VFDs were selected as the principal outcome as it takes into account mortality and the period of ventilation together in a manner that summarizes the net effect of an intervention on these parameters [22]. The major difference between recent RCTs and our study is that patients with clinical worsening within 48 hours of receiving standard care were treated with HDD or TCZ, as a rescue, second-line therapy [11-13,19-21]. Characteristically, ARDS presents with a profound pulmonary and systemic inflammatory reaction within 48 hours, giving rise to aggravated pulmonary inflammation and fibroproliferation [23]. Failed efforts to halt the self-perpetuating tissue inflammation within a specified time lead to the subsequent suppression of lung function and increased chances of mortality. Therefore, we ensured that all the randomized patients unresponsive to standard care received immediate rescue therapy within 48 hours of worsening ARDS.

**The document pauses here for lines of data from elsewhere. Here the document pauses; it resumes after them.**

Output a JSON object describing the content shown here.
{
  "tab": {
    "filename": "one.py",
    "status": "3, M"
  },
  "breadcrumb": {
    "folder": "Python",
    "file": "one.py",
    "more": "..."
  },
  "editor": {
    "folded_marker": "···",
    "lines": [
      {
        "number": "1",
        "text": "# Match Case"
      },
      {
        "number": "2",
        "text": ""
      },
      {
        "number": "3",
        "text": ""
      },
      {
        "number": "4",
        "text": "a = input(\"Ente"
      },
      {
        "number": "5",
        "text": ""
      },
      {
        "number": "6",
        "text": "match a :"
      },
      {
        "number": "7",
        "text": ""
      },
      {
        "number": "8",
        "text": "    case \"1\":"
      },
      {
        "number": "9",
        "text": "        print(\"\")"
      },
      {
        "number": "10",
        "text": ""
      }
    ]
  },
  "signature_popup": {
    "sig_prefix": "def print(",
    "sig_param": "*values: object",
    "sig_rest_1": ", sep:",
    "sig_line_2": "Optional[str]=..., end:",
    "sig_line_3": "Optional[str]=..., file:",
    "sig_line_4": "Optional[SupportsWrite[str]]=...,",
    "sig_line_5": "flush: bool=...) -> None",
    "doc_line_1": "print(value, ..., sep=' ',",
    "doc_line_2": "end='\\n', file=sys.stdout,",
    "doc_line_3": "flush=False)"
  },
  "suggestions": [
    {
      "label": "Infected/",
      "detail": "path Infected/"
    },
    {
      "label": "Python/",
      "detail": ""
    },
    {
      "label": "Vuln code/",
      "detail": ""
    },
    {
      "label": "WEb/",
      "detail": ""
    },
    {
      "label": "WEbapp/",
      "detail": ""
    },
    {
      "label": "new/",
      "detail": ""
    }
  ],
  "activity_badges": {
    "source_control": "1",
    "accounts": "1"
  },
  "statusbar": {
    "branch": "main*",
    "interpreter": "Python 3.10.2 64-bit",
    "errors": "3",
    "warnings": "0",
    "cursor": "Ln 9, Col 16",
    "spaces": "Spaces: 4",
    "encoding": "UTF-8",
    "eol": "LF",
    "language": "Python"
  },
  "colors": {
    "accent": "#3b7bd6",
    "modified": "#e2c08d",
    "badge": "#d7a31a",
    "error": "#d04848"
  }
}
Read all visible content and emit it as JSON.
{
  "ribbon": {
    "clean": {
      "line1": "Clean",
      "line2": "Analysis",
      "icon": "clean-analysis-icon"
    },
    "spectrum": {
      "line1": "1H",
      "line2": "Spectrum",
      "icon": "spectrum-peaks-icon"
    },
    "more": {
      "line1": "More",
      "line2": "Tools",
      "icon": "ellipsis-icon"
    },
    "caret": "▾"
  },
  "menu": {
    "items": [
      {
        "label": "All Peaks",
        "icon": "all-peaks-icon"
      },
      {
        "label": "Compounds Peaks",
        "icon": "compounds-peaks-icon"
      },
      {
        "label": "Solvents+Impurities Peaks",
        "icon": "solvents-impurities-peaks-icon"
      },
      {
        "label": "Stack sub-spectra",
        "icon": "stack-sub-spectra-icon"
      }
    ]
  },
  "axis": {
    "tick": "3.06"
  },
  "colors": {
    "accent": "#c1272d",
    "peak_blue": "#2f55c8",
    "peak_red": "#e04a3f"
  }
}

Notably, our findings show that HDD was associated with high 28-day mortality and was poorly tolerated. There was a significantly higher incidence of adverse events, especially new infections. This high incidence was beyond the predetermined limits of futility, fostering a very weak probability of a large trial. Our findings have unveiled the ineffectiveness and poor safety of HDD therapy in COVID-19 ARDS with PaO2/FiO2 < 200. Hence, as decided by the institute clinical management board, the trial was stopped immediately after the prespecified interim analysis.

Our study results favor the use of TCZ in moderate to severe COVID-19. Several RCTs examining the role of TCZ in COVID-19 reported conflicting results [24,25]. These trials differed considerably in study design, illness severity of enrolled patients, and imbalances in the use of steroids between study groups. The RECOVERY trial reported all-cause mortality of 31% among patients allocated to the TCZ arm and 35% in the usual care arm (rate ratio: 0.85; 95% CI: 0.76-0.95; p = 0.0028) [11]. Our study had an all-cause mortality rate ratio of 0.21 (95% CI: 0.02-0.93; p = 0.022); however, our study was never powered to detect this outcome. Nevertheless, IL-6 inhibitors also have the potential to suppress the host immune response and could hypothetically raise the probability of acquiring secondary infections. In our trial, we did not witness a greater risk of infection or adverse events with TCZ use. These findings support previous RCTs about the safety of TCZ in COVID-19 [11,24,25].

Our study has certain limitations. First, the trial was discontinued after the first interim analysis, at a limited sample size; hence, the precision of the treatment effect estimates might be low than anticipated. However, it would be prudent to note that this interim analysis sample size was calculated to be valid for demonstrating a large effect size with adequate power when it came to VFDs as the primary outcome measure. A larger sample size, no doubt, would have been able to detect the differences in the effects of HDD or TCZ on mortality. Second, the study lacks a control arm. We did not compare outcomes against a control group that should have received only the standard care. Third, a different dose of dexamethasone might have provided a different result; therefore, the outcomes portrayed in this study should be linked only to the particular dose administered. Despite the above limitations, our robust study design and results add necessary evidence to the scientific community. Our findings await subsequent clarification from ongoing clinical trials on different doses of dexamethasone [26-28].

Conclusions

Our study findings discourage the use of high doses of dexamethasone in the management of moderate to severe COVID-19 ARDS. The routine use of such high doses to mitigate the inflammatory cytokine storm in these patients might worsen outcomes possibly due to a high rate of secondary infections and therefore cannot be recommended.

From this study, we can conclude that tocilizumab is associated with a decreased mortality, reduced need for invasive mechanical ventilation, and a higher probability of successful hospital discharge in comparison with high-dose dexamethasone when used in the context of mitigating the adverse effects of the cytokine storm.